Saturday, May 07, 2005

Sword Fights and Bread Baking

This week our school had its first annual Renaissance Fair for the secondary students. There were chess, sketching, and costume competitions, authentic Renaissance games, a great feast, and ... a sword fighting tournament.

It was this sword fighting that the boys were most excited over and the girls most dismayed. Our egalitarian culture dictates that men and women are equal, which means that the opportunities presented to one ought to be presented to the other as well. It was not a popular notion when the girls were not allowed to participate in the sword fighting.

Prior to the Renaissance Fair, some of the girls asked nicely why they couldn't participate, some demanded scriptural proof that females sword fighting is sin, and some even went so far as to draw up a petition to convince the administrator that they should be allowed to sword fight with the boys. The administrator stood firm, though, and other events were planned to occupy the girls' time while the boys were learning to fight. The girls helped decorate the lunchroom and then set off to prepare food for the next day's feast.

When the sword fights got underway the next day, the girls were completely unprepared for what they saw. The boys, though friends, went after eachother like enemies, fighting one-to-one. There was no mercy; it was one of those events where the testosterone was allowed, and even encouraged, to flow in full force. They had wooden shields, and foam-covered dowel swords. Even with the padded swords, the boys were vicious. The girls watched in amazement - that is not how they would have fought. This became one of the beautiful moments of the day - the girls began to really see how God wired men and women differently.

When God designed humans, he created two genders: male and female. He created them equal, but gave them different roles to fulfill, and so wired them to think in a way conducive to filling those roles.

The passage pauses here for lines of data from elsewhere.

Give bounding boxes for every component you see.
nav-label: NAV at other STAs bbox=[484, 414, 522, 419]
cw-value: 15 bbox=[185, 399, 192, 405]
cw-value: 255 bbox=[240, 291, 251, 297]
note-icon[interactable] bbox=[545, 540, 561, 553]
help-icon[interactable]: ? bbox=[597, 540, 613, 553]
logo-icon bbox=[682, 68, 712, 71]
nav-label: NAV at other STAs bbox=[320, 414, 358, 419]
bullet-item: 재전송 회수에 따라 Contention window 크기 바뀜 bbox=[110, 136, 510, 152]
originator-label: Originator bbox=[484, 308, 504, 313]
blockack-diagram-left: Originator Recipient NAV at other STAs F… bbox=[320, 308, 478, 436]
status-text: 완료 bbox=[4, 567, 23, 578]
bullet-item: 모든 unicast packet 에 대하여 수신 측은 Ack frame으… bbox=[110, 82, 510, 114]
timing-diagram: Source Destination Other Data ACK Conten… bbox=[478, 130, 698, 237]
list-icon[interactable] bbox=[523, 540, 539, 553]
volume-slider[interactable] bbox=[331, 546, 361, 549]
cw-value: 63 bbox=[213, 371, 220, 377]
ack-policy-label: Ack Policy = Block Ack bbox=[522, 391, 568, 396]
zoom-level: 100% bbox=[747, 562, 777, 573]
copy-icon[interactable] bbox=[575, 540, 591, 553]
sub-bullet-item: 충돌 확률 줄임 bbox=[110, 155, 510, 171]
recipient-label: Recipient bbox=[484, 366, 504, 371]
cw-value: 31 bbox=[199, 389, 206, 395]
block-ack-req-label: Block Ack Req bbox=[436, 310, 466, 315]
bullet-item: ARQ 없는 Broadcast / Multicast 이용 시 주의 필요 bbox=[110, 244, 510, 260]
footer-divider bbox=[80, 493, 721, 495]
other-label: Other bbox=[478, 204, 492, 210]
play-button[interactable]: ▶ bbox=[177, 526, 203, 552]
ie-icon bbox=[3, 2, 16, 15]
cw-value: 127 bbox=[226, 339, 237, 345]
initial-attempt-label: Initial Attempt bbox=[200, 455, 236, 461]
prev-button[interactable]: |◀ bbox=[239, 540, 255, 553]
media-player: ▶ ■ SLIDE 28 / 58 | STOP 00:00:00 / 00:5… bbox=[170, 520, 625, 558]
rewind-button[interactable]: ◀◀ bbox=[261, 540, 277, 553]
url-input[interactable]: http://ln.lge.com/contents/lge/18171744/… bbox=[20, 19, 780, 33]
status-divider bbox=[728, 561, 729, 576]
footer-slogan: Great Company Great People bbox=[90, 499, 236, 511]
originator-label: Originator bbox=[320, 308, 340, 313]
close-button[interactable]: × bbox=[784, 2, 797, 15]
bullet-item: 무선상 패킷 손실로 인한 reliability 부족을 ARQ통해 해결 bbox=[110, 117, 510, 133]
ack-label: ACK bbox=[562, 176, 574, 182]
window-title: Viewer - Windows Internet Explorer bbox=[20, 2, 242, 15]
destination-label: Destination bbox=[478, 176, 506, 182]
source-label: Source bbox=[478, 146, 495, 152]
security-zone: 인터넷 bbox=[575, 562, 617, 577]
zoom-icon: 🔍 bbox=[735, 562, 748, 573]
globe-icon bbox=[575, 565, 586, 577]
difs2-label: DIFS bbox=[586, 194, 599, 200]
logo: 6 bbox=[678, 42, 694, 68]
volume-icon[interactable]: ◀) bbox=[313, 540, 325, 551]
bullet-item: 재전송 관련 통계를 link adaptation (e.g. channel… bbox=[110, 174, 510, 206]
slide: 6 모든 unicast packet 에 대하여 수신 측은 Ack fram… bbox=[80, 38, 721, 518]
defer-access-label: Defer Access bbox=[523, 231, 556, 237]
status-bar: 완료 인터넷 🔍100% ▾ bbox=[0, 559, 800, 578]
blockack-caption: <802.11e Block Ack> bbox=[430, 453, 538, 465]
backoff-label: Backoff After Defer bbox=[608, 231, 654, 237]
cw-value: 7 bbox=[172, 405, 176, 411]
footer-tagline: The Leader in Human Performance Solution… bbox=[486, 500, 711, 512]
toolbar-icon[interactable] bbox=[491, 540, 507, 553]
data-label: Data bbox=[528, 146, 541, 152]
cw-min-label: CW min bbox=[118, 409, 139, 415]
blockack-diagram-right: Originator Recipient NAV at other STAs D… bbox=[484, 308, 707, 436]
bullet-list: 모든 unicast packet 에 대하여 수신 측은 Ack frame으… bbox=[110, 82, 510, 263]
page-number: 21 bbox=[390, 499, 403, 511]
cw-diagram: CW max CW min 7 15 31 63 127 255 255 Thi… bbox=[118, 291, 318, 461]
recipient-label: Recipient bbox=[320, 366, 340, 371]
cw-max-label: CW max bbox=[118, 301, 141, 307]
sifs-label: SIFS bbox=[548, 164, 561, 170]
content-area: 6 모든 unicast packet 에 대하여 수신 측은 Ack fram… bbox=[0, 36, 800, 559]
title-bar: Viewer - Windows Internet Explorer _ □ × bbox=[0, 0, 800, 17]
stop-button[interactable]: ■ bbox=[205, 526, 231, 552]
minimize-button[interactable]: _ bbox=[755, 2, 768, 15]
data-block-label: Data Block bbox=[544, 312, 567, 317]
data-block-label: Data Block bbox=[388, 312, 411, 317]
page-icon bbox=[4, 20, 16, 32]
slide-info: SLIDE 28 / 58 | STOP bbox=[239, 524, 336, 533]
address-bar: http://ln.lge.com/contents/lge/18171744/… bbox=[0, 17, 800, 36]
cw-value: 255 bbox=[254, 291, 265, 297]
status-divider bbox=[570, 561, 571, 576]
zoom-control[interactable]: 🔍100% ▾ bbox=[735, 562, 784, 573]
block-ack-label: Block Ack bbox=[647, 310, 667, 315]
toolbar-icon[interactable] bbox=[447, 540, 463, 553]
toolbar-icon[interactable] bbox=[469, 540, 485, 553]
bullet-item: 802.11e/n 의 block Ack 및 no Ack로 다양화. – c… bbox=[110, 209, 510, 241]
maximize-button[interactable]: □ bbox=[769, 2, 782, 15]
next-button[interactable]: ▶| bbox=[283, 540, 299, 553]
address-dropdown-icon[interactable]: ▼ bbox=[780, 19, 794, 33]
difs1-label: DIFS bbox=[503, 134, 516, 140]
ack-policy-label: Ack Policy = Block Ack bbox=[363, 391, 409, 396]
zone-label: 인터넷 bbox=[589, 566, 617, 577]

Men are protectors, leaders, and fighters, both physically and spiritually. Our culture, in its declaration of "equality," has stripped men of their masculinity to push them toward a more gender-neutral role. Satan has twisted the equality of respect and importance found in Scripture into an equality of role, so prevalent in our culture today. Culture says, "There is no difference between men and women." and our children have bought into that lie.

On Friday, the girls of Petra Academy were given the opportunity to clearly see the difference between men and women. One girl commented, upon leaving the tournament, "I would bake bread any day over doing that." There is a difference between men and women, and our children ought to be taught that. Boys should be taught to grow into MEN, real men, leaders, heros, protectors of faith and family, not into the emasculated men of the sitcoms. And women must understand the role of men and the importance it holds so that they do not usurp that role from the men.

In Bozeman, MT a corner of the cultural blindfold has been lifted from the students, simply by allowing men to be men. It is my prayer that the blindfold will keep coming off, and that these students will influence the next generation as they model their roles in their families - that these men will be MEN, and the women will be WOMEN, confident and strong in the roles God has given them, glorifying Him with their lives.